Glossary

Your Guide to Understanding Mortgage Terminology

Adjustable-Rate Mortgage (ARM): A type of mortgage in which the interest rate can change over time based on market conditions, typically with an initial fixed-rate period followed by a variable rate period.

Amortization: The process of paying off a loan through regular payments over a set period of time.

Appraisal: An assessment of the value of a property conducted by a licensed appraiser.

Closing Costs: Fees for finalizing a mortgage, such as a title search and attorney fees.

Debt-to-Income Ratio (DTI): A ratio used by lenders to determine a borrower's ability to repay a loan, calculated by dividing monthly debt payments by monthly income.
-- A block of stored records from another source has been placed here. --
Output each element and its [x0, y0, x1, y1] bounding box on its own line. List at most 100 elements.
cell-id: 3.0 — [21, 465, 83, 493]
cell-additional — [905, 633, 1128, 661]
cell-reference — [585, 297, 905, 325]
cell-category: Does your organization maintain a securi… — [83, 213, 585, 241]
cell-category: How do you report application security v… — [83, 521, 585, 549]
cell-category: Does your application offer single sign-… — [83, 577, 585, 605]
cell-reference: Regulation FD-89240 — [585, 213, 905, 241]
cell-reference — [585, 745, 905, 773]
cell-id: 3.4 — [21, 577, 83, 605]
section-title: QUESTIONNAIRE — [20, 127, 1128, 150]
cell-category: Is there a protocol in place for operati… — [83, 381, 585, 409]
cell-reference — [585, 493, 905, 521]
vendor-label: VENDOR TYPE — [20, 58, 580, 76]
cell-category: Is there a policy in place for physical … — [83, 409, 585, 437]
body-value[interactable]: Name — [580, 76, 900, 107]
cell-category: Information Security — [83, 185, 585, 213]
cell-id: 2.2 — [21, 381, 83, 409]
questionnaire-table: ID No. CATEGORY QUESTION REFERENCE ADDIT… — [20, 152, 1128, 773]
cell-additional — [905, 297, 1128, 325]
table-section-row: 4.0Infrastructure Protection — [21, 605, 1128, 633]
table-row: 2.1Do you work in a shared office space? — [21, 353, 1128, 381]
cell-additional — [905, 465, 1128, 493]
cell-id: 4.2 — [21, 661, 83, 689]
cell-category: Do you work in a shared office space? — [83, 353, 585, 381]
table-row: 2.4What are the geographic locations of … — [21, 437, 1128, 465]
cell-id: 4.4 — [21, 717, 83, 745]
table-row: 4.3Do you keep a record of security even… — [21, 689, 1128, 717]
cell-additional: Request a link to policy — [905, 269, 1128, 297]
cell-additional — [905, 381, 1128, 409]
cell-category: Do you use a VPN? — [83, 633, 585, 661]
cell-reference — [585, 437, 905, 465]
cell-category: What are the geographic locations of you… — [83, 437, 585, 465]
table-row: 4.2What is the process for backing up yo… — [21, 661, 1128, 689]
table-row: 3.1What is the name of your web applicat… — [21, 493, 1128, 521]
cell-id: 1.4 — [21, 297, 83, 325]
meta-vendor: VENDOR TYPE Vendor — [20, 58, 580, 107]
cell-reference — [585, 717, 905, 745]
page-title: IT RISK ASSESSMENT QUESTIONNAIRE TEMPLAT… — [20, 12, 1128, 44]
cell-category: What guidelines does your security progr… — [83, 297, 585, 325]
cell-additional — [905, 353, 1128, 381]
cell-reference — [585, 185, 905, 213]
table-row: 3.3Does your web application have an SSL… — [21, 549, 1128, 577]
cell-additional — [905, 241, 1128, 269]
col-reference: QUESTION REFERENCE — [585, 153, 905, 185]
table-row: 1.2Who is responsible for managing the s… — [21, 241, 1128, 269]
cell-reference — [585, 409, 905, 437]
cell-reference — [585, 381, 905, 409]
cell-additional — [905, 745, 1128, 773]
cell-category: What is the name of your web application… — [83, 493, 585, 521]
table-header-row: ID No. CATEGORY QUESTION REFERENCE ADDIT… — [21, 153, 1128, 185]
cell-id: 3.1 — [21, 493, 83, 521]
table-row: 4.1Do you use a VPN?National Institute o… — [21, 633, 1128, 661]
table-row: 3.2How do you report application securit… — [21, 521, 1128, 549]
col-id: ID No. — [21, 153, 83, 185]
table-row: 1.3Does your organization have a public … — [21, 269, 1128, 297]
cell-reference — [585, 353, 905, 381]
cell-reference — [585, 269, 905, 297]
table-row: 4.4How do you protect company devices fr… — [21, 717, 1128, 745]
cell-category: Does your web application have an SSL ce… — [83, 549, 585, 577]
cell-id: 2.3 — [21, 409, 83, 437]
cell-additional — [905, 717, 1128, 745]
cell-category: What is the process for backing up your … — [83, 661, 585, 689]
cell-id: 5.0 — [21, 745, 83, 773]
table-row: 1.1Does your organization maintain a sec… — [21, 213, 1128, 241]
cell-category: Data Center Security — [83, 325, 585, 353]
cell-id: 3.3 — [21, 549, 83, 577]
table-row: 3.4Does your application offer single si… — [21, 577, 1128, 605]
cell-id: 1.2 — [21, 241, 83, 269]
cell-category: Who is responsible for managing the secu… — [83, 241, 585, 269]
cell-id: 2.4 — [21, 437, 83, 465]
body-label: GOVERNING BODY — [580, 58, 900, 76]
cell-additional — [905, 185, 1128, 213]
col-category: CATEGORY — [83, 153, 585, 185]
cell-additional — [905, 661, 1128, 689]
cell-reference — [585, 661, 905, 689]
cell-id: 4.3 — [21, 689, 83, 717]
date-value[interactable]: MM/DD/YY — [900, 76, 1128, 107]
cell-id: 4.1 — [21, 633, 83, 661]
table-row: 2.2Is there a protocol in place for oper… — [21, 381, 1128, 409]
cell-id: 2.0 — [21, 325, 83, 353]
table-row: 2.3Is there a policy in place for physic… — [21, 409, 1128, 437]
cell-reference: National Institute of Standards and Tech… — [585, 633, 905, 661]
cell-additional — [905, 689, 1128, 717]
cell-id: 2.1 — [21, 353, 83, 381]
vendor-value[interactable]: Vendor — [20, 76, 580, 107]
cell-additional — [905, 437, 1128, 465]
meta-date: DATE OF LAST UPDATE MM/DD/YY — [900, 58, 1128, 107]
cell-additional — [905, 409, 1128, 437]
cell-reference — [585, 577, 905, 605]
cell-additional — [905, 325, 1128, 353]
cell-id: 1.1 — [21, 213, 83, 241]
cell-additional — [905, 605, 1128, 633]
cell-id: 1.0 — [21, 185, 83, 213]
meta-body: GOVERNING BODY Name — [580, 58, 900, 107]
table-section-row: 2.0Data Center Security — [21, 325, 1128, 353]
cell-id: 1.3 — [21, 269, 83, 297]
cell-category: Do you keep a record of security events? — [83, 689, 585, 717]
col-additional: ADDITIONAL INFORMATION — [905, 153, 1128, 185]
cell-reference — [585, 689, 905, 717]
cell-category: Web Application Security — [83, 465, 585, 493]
Equity: The difference between the current value of a property and the amount still owed on the mortgage.

Fixed-Rate Mortgage: A type of mortgage in which the interest rate remains the same throughout the life of the loan.

Lien: A legal claim against a property as security for a debt or obligation.

Mortgage Insurance: Insurance that protects the lender if a borrower defaults on their loan.

Pre-Approval: A process in which a lender evaluates a borrower's creditworthiness and determines the maximum amount they can borrow.

Refinance: The process of replacing an existing mortgage with a new one, often to secure a lower interest rate or better terms.

Title: The legal document that establishes ownership of a property.

Underwriting: The process by which a lender evaluates a borrower's creditworthiness and risk level in order to determine whether to approve a loan.